In today’s age, the thought of funding a TV project is outside of what appears on mainstream television. Recently, an equity crowdfunding campaign for The Chosen raised over $10 Million. The amount shatters crowdfunding records related to TV production including donation crowdfunding. Some other high profile campaigns such as Mystery Science Theatre raised over $5 Million on Kickstarter.
The TV series is from a company called VidAngel that allows parents to control their children’s viewing habits. Users of VidAngel can skip inappropriate scenes on streaming platforms such as Netflix and Prime Video.
The Chosen exemplifies how equity crowdfunding can fund projects outside of the norm of major metro media. In a previous article, we talked about the importance of social networks for legitimizing creative production. Producers are likely to succeed first in a small network often located in a specific geographic area.
Equity Crowdfunding allows for new market entrants to compete with geographic strongholds. Crowdfunding will likely continue to push decentralization of creative industries outside of the major metros.
Numerous groups note the Christian or family themes in mainstream movie releases. There is a large industry that seeks to supply creative, faith-based content.
New capital markets allow competitors to take on incumbents, whatever one’s cultural or religious affiliation and encourages healthy competition, Healthy competition is good for the industry.
However, there is a cultural divergence that could occur as media decentralizes, like the divergence caused by social media platforms as users become siloed in echo chambers.

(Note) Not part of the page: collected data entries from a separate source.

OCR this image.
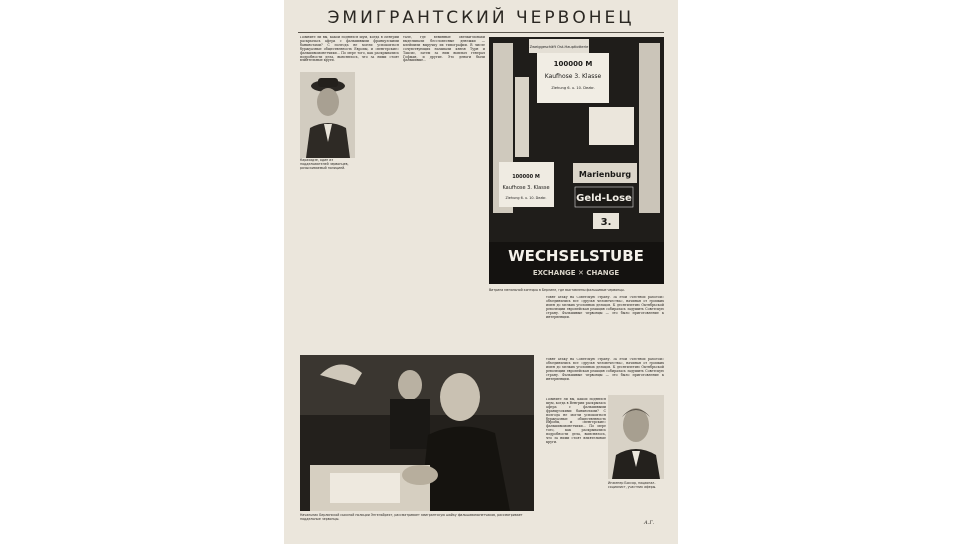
ЭМИГРАНТСКИЙ ЧЕРВОНЕЦ
Помните ли вы, какой поднялся шум, когда в Венгрии раскрылась афера с фальшивыми французскими банкнотами? С полгода не могли успокоиться буржуазные общественность Европы, и «венгерские» фальшивомонетчики... По мере того, как раскрывались подробности дела, выяснялось, что за ними стоят влиятельные круги.
Карахадзе, один из подделывателей червонцев, разыскиваемый полицией.
тале, где вевинные овечки-монахи выделывали бессловесные денежки — клеймили выручку их типографии. В числе сочувствующих называли князя Турн и Таксис, затем за ним выплыл генерал Гофман, и другие. Это деньги были фальшивые...
Zweiggeschäft Ost-Hauptlotterie
100000 M
Kaufhose 3. Klasse
Ziehung 6. u. 10. Dezbr.
100000 M
Kaufhose 3. Klasse
Ziehung 6. u. 10. Dezbr.
Marienburg
Geld-Lose
3.
WECHSELSTUBE
EXCHANGE ✕ CHANGE
Витрина меняльной конторы в Берлине, где выставлены фальшивые червонцы.
товят атаку на Советскую страну. За этой «честной работой» объединились все «друзья человечества», начиная от громких имен до мелких уголовных дельцов. К десятилетию Октябрьской революции европейская реакция собиралась задушить Советскую страну. Фальшивые червонцы — это было приготовление к интервенции.
Начальник Берлинской сыскной полиции Энгельбрехт, рассматривает эмигрантскую шайку фальшивомонетчиков, рассматривает поддельные червонцы.
товят атаку на Советскую страну. За этой «честной работой» объединились все «друзья человечества», начиная от громких имен до мелких уголовных дельцов. К десятилетию Октябрьской революции европейская реакция собиралась задушить Советскую страну. Фальшивые червонцы — это было приготовление к интервенции.
Помните ли вы, какой поднялся шум, когда в Венгрии раскрылась афера с фальшивыми французскими банкнотами? С полгода не могли успокоиться буржуазные общественность Европы, и «венгерские» фальшивомонетчики... По мере того, как раскрывались подробности дела, выяснялось, что за ними стоят влиятельные круги.
Инженер Боссар, национал-социалист, участник аферы.
А.Г.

Economic Benefits of Open Capital Markets
The benefits for national economies, in the specific case of creative industries, can be substantial as regions outside of major production hubs can now fund creators. As the economy increasingly automates unskilled labor, creative industries are an important employment respite and a tool to revitalize the cultures of economically displaced regions.
Currently, many regions cannot develop their own creative markets or economies due to the lack of funding in smaller regions. The top-down investment model leaves creative producers out unless they are located near the major hubs of production.